In a new campaign published to its website, the Belfast-based Photography Ethics Center is encouraging photographers, editors, curators, organizations, and other professionals in the photography industry to write and publish a Statement of Ethics to provide a crucial foundation on which photographers can ground their work.
The social enterprise, which says it works globally, is asking photographers to reflect on their practice, identify their own ethical approach, and share it.
What is a Statement of Ethics?
“A Statement of Ethics is a declaration of a photographer’s ethical principles and a description of how they enact those principles in their photography practice,” the Ethics Center says.
“By publishing a Statement of Ethics to their websites, photo professionals can encourage transparency, foster accountability, and enhance ethical awareness across the industry. It will also be the final component in the Photography Ethics Centre’s newly released certification program, which shows an individual has actively engaged with ethics education.”
Savannah Dodd, the founder of the Photography Ethics Center, says that photographers make ethical decisions every time they take a photograph, whether or not they are aware of it.
“Ethics shapes our decisions around what we photograph, how we photograph it, how we edit that photograph, where we publish a photograph, and how we caption it,” she says.
“For photography businesses, ethics also shapes what kind of work they do and what clients they take on. By taking time to consider and articulate our own ethical stance, we can cultivate awareness about the ethical dimensions to the decisions we make, and we can make those decisions more deliberately and with greater care.”
Ethics Are Good For Business
Dodd argues that beyond altruism, there are additional reasons why ethics are important to photographers of all genres. She argues that there are risks for not thinking proactively about ethics, and benefits if photographers do. She cites the following figures:
“72% of individuals said a company’s purpose or mission is important to earn their support (good.must.grow. 2021), 28% of consumers have stopped buying certain brands due to ethical or environmental concerns (Deloitte 2021), and a third of consumers choose companies based on their social and environmental impact (Unilever 2017).”

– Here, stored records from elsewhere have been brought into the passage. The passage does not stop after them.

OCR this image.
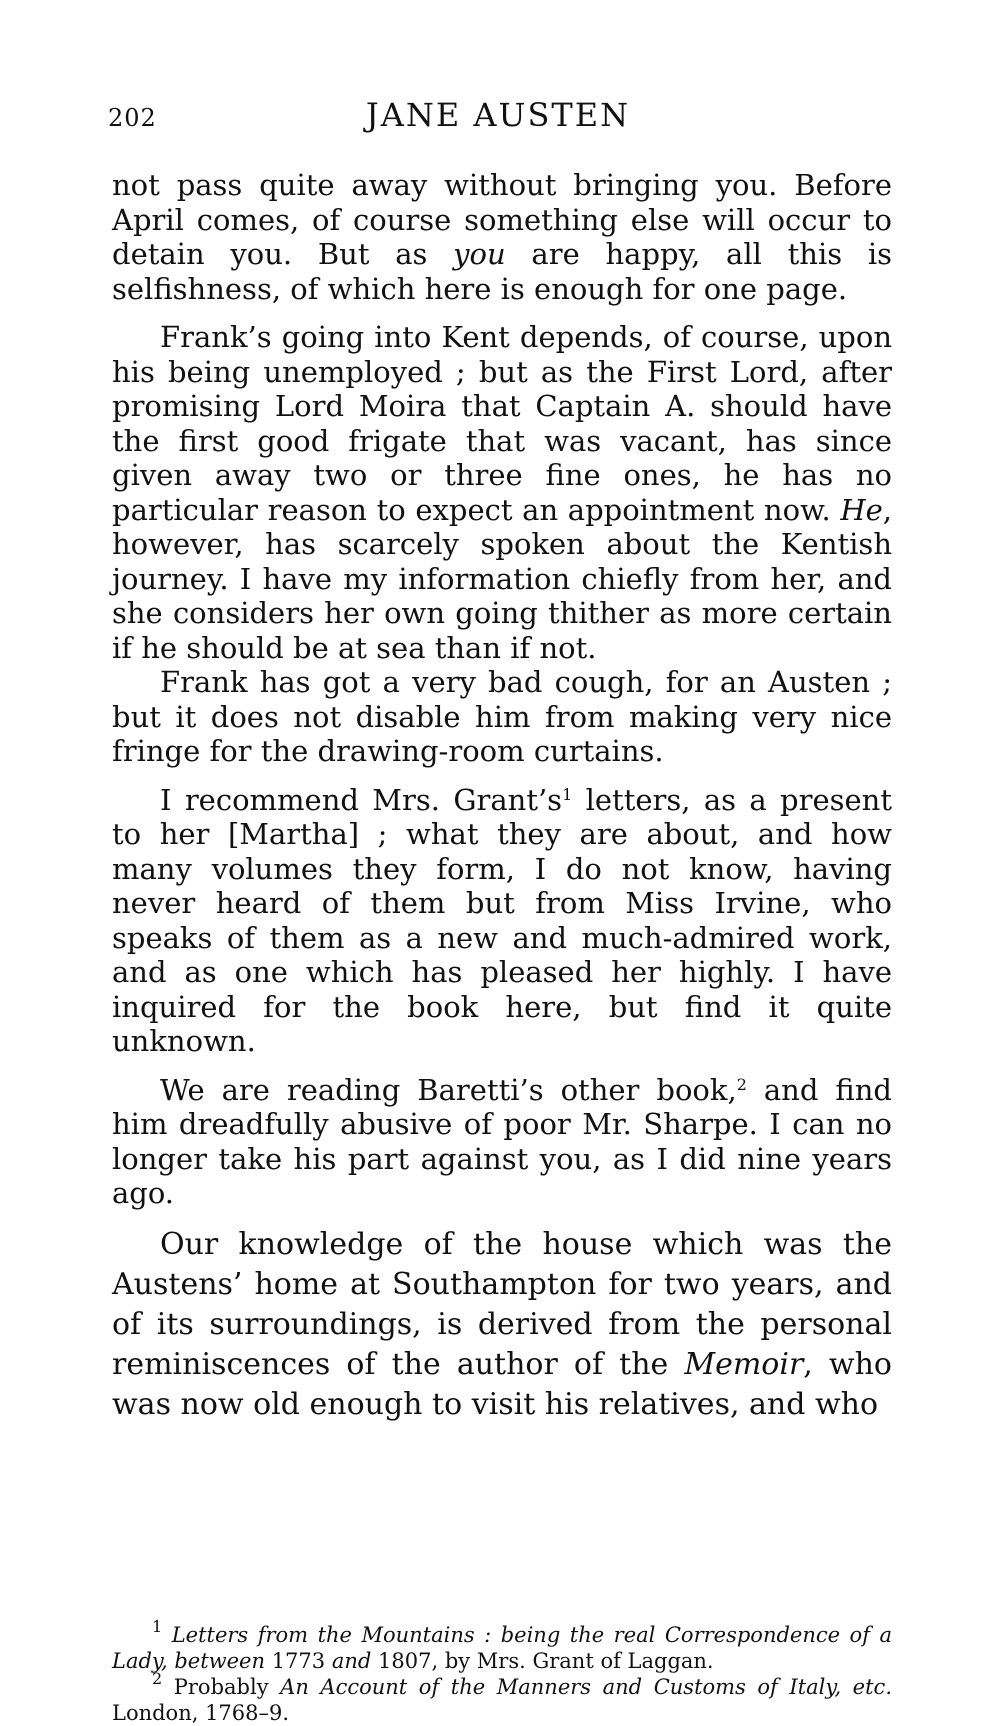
202	JANE AUSTEN

not pass quite away without bringing you. Before April comes, of course something else will occur to detain you. But as you are happy, all this is selfishness, of which here is enough for one page.

Frank’s going into Kent depends, of course, upon his being unemployed ; but as the First Lord, after promising Lord Moira that Captain A. should have the first good frigate that was vacant, has since given away two or three fine ones, he has no particular reason to expect an appointment now. He, however, has scarcely spoken about the Kentish journey. I have my information chiefly from her, and she considers her own going thither as more certain if he should be at sea than if not.

Frank has got a very bad cough, for an Austen ; but it does not disable him from making very nice fringe for the drawing-room curtains.

I recommend Mrs. $Grant’s^1$ letters, as a present to her [Martha] ; what they are about, and how many volumes they form, I do not know, having never heard of them but from Miss Irvine, who speaks of them as a new and much-admired work, and as one which has pleased her highly. I have inquired for the book here, but find it quite unknown.

We are reading Baretti’s other book,$^2$ and find him dreadfully abusive of poor Mr. Sharpe. I can no longer take his part against you, as I did nine years ago.

Our knowledge of the house which was the Austens’ home at Southampton for two years, and of its surroundings, is derived from the personal reminiscences of the author of the Memoir, who was now old enough to visit his relatives, and who

$^1$ Letters from the Mountains : being the real Correspondence of a Lady, between 1773 and 1807, by Mrs. Grant of Laggan.

$^2$ Probably An Account of the Manners and Customs of Italy, etc. London, 1768–9.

“Photographers who do not consider ethics are at risk of unknowingly breaching national or international laws and ethical norms about privacy, confidentiality, copyright, consent, and child protection, among others,” Dodd continues. “These breaches can be costly in terms of time, money, and reputation.”
Dodd says that, unfortunately, photographers often only have a conversation about ethics when something goes wrong, but many of the negative stories in the photography industry could have been prevented if photographers had proactively embedded ethics into their workflow.
“Of course, ethics for a wedding photographer will look a little different than ethics for a documentary photographer, but we can all embed ethics into our photographic practice,” she says.
The Photography Ethics Center has launched a webpage that explains the purpose of the pledge, including details on what a statement of ethics is and recommendations for writing one.
“We cast the net of ethics very broadly. Ethics isn’t just about the things that are happening when you are behind the lens. Ethics, of course, includes things like consent and representation, but also environmental sustainability, personal safety, and respect for colleagues,” Dodd says.
“We do not offer ethical guidelines or rules. Instead, we approach ethics as subjective, contextual, and fluid. This means that ethics are different for different people because ethics are influenced by our life experiences and our moral frameworks, that ethical decisions are shaped by the contexts we are working in, and that ethics change as we grow and learn as people, as we work across different photographic genres.”